Mercuri Eugenio, Brockington Martin, Straub Volker, Quijano-Roy Susana, Yuva Yeliz, Herrmann Ralf, Brown Susan C, Torelli Silvia, Dubowitz Victor, Blake Derek J, Romero Norma B, Estournet Brigitte, Sewry Caroline A, Guicheney Pascale, Voit Thomas, Muntoni Francesco
Dubowitz Neuromuscular Centre, Department of Paediatrics, Imperial College London, Hammersmith Hospital Campus, London, United Kingdom.
Ann Neurol. 2003 Apr;53(4):537-42. doi: 10.1002/ana.10559.
We describe 22 patients with mutations in the fukutin-related protein (FKPR) gene. Four patients had congenital muscular dystrophy (MDC1C), with presentation at birth, severe weakness and inability to stand unsupported. The other 18 had limb girdle muscular dystrophy (LGMD2I). Eleven showed a Duchenne-like course with loss of ambulation in the early teens while 7 had a milder phenotype. Muscle biopsy invariably showed abnormal expression of a-dystroglycan. MDC1C patients either carried 2 missense or 1 missense and 1 nonsense mutations. Patients with LGMD2I shared a common mutation (C826A,Leu276Ileu) and their phenotypic severity was correlated with the second allelic mutation.

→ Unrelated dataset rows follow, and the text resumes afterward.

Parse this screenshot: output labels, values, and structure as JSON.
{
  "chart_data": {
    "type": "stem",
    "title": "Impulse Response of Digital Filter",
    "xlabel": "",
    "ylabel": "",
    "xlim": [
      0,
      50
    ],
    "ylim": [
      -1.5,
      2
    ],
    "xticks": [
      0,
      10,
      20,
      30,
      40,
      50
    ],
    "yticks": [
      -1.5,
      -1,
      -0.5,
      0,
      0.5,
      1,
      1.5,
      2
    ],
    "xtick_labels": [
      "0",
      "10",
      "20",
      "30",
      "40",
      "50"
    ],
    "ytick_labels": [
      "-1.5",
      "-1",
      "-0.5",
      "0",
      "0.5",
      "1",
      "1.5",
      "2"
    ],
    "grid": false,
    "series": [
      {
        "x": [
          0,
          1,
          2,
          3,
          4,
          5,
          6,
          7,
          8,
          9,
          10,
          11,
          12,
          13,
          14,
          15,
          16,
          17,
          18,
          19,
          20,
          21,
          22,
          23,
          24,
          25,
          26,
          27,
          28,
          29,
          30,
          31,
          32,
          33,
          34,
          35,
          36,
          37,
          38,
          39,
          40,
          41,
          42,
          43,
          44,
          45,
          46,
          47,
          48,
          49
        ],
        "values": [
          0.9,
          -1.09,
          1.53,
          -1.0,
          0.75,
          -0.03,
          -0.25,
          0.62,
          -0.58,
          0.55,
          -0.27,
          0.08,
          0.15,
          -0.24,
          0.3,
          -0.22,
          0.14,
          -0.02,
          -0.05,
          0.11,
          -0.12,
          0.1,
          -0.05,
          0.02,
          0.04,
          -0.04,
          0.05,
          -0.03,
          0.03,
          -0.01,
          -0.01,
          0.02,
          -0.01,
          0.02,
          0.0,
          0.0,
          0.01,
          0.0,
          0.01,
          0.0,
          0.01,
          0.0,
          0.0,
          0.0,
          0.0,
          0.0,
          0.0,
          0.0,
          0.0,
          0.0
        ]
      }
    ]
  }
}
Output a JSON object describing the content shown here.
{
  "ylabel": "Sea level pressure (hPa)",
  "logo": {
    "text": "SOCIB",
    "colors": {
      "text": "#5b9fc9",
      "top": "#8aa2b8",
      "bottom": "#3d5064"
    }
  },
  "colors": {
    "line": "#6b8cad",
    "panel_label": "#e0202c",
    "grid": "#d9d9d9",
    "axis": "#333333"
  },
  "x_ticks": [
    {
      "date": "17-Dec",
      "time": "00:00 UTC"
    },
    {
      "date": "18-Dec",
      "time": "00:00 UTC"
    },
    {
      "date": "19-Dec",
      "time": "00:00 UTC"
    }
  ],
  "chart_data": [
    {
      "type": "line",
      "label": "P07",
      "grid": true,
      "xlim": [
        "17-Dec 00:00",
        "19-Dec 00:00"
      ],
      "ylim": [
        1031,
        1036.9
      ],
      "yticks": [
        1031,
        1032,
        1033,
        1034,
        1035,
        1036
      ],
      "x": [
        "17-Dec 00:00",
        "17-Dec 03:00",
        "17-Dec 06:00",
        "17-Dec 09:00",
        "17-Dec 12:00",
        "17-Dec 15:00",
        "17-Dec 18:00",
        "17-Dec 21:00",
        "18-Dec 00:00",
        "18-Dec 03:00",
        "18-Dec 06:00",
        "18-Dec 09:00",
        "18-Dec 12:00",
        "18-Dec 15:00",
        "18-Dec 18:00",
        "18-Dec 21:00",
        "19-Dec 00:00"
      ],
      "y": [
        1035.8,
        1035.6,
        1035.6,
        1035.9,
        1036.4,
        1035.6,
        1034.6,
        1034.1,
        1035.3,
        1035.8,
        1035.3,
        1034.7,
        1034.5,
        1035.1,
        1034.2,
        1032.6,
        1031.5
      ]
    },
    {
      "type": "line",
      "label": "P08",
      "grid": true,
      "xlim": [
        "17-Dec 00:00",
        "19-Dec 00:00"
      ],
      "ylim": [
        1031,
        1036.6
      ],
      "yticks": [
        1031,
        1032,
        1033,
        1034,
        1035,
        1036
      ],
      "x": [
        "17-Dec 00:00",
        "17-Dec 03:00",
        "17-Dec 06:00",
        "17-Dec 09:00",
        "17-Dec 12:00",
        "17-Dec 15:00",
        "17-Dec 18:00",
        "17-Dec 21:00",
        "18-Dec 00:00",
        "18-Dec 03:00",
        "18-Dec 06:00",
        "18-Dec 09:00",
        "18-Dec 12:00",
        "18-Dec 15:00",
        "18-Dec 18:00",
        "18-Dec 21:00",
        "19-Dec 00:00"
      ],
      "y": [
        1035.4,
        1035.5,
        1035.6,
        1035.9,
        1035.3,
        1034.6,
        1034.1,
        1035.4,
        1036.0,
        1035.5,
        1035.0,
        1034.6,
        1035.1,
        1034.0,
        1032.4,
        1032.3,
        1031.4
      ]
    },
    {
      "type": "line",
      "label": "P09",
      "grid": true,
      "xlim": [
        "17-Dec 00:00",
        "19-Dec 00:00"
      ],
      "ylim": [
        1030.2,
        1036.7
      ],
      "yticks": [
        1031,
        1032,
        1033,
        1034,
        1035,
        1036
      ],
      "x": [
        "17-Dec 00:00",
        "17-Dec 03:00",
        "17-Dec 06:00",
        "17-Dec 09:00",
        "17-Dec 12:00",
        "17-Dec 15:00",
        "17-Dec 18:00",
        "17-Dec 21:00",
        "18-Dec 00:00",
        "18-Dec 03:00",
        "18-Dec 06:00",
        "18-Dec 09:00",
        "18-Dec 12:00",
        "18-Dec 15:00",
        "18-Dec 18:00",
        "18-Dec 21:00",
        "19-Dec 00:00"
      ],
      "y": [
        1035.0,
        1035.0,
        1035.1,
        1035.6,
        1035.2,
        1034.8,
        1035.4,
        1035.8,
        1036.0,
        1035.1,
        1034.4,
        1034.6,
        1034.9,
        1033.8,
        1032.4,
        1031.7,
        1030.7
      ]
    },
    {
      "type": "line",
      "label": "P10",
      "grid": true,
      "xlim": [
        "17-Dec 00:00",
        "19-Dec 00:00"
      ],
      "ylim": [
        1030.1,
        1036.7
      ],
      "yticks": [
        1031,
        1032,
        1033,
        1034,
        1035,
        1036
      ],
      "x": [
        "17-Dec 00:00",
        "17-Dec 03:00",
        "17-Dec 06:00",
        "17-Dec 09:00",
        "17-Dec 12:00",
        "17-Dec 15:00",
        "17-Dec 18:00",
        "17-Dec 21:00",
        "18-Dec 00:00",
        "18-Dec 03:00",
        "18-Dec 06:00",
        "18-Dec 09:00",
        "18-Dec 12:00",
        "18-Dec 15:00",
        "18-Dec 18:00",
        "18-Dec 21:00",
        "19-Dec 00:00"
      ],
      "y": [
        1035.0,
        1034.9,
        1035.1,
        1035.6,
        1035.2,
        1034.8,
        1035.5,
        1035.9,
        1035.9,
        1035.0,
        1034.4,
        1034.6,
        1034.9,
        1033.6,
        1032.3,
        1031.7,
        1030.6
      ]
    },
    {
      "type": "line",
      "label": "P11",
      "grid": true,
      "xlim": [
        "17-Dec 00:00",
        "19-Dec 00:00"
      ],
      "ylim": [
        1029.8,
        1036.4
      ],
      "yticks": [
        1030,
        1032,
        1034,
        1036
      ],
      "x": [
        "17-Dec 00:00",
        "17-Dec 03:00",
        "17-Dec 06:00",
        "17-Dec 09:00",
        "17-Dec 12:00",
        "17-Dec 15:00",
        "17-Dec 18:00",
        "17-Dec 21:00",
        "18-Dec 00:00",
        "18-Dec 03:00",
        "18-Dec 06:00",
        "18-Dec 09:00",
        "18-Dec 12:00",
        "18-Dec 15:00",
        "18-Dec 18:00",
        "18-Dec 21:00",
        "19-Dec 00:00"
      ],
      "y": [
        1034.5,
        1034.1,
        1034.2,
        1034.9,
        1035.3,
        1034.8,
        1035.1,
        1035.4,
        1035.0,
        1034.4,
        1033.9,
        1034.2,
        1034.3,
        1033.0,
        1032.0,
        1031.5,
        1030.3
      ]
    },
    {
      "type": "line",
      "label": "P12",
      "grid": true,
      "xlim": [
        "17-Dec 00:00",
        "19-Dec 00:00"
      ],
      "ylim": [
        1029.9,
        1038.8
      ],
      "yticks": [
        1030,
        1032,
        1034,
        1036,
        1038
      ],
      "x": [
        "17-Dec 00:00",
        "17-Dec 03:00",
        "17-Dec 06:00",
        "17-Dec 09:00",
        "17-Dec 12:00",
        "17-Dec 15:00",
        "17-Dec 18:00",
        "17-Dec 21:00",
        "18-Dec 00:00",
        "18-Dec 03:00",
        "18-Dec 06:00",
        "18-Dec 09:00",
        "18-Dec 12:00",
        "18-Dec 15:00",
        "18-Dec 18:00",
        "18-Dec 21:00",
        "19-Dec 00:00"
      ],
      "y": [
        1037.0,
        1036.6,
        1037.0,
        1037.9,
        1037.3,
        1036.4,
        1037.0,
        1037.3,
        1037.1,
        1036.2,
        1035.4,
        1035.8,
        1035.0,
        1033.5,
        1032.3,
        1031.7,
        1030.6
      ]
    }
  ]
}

我们描述了22例富谷蛋白相关蛋白(FKPR)基因突变的患者。4例患有先天性肌营养不良(MDC1C),出生时即发病,严重肌无力,无法独立站立。另外18例患有肢带型肌营养不良(LGMD2I)。11例表现出类似杜氏肌营养不良的病程,在十几岁时就失去了行走能力,而7例具有较轻的表型。肌肉活检均显示α- dystroglycan表达异常。MDC1C患者要么携带2个错义突变,要么携带1个错义突变和1个无义突变。LGMD2I患者有一个共同的突变(C826A,Leu276Ileu),其表型严重程度与第二个等位基因突变相关。